Remove Stems that are thicker Than 2 Inches in Diameter
This regular removal of the old stems will prevent your lilac plant from becoming too tall. So avoid cutting off the tops of long stems because this can leave the plant with an odd, unnatural, and unlike shape. If your plant has very large stems, you need to use a pruning saw to cut the stems.
Thick lilac stems can be very tough to prune. So be careful while cutting the large stems.
Prune Remaining New Stems
If you want your lilac to fill in more flowers and become shrubbier, it is necessary to prune the remaining new stems to an outward-facing bud. It means you need to prune just beyond buds that face away from the center of the plant.

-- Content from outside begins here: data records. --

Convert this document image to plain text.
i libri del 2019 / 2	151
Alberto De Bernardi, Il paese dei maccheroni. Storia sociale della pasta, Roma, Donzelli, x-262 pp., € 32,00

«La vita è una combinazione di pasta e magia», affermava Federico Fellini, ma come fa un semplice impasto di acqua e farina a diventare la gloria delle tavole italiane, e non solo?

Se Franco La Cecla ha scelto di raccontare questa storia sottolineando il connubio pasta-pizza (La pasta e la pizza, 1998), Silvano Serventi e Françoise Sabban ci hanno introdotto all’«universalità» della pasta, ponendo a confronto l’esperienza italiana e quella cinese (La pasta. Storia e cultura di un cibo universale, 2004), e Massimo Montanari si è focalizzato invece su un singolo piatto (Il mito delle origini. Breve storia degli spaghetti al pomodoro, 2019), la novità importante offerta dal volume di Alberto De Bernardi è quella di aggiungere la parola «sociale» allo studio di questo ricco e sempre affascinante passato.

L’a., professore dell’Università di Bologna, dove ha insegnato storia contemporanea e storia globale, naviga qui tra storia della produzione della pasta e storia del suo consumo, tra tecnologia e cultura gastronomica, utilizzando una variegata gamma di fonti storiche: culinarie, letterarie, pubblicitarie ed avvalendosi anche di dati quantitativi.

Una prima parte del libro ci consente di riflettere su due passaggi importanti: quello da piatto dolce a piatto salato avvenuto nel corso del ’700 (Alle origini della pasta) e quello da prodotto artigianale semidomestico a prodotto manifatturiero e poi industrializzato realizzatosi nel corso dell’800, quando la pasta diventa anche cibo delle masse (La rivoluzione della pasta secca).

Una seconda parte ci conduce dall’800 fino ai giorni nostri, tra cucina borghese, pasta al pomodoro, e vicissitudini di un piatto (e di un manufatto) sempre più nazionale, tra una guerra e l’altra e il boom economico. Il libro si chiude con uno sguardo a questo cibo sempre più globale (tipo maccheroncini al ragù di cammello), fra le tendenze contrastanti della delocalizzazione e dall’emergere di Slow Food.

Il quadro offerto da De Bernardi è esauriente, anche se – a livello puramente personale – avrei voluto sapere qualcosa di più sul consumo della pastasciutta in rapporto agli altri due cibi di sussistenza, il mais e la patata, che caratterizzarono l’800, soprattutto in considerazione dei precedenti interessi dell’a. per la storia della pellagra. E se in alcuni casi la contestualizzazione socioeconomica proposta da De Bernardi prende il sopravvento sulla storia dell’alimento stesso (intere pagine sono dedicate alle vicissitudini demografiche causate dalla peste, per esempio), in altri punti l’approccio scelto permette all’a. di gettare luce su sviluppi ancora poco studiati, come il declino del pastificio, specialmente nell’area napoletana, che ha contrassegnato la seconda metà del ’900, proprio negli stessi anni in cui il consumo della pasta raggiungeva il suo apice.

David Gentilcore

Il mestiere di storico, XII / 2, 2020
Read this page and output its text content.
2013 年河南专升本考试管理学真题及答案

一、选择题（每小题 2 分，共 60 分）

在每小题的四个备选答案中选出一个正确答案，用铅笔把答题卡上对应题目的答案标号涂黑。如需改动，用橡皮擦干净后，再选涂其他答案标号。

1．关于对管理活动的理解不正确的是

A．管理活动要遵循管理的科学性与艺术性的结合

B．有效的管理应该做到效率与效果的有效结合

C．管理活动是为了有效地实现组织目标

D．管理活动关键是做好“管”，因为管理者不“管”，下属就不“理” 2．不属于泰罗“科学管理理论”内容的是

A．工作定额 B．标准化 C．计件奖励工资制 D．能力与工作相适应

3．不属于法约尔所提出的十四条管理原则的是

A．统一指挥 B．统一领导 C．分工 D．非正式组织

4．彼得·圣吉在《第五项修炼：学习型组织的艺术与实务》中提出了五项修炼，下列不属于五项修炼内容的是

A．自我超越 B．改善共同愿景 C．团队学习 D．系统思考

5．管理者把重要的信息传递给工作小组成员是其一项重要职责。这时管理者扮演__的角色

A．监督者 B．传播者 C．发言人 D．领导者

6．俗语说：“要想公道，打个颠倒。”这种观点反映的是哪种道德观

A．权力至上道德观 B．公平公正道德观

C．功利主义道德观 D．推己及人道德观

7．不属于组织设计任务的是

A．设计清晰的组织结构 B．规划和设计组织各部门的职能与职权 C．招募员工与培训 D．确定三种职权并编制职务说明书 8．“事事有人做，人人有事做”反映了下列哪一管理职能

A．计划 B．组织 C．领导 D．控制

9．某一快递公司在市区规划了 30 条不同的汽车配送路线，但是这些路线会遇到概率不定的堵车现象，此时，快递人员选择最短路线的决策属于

This technique will cause more branching, fill your plant with flowers, and create a denser shrub.
Propagate new lilac bushes with your lilac cuttings (optional).
After you have pruned your plant, you can now follow the next step that you can propagate new lilac bushes with your lilac cutting. This step is completely optional. You can use the pruned stems to propagate and grow into a new plant.
If you are looking for some information on how to propagate lilacs, always keep in mind that the cuttings should be at just the right stage to root properly. Those cuttings that snap promptly when you bend them are the best fit for propagation.
If your stem cuttings are too young and tender or too old and tough to snap, they might not work for propagation. In such a case, snip 3- to 5-inch cuttings with at least two leaf nodes each and follow these directions for rooting softwood cuttings.
Conclusion
As you have read the article this far, you might have known all the facts about how to prune lilac bushes and the perfect time to prune it.
Although lilac bushes are carefree, they get to benefit from regular attention. The main purpose of pruning a lilac plant is to shape it to enhance its look and increase bloom quality. This is all part of pruning lilac bushes and regular garden maintenance.
Pruning lilac bushes normally consists of removing dead or diseased branches and shaping up the shrub to enhance its growth and flowering. Occasionally, we prune them to reduce the size and renew the health of the bush.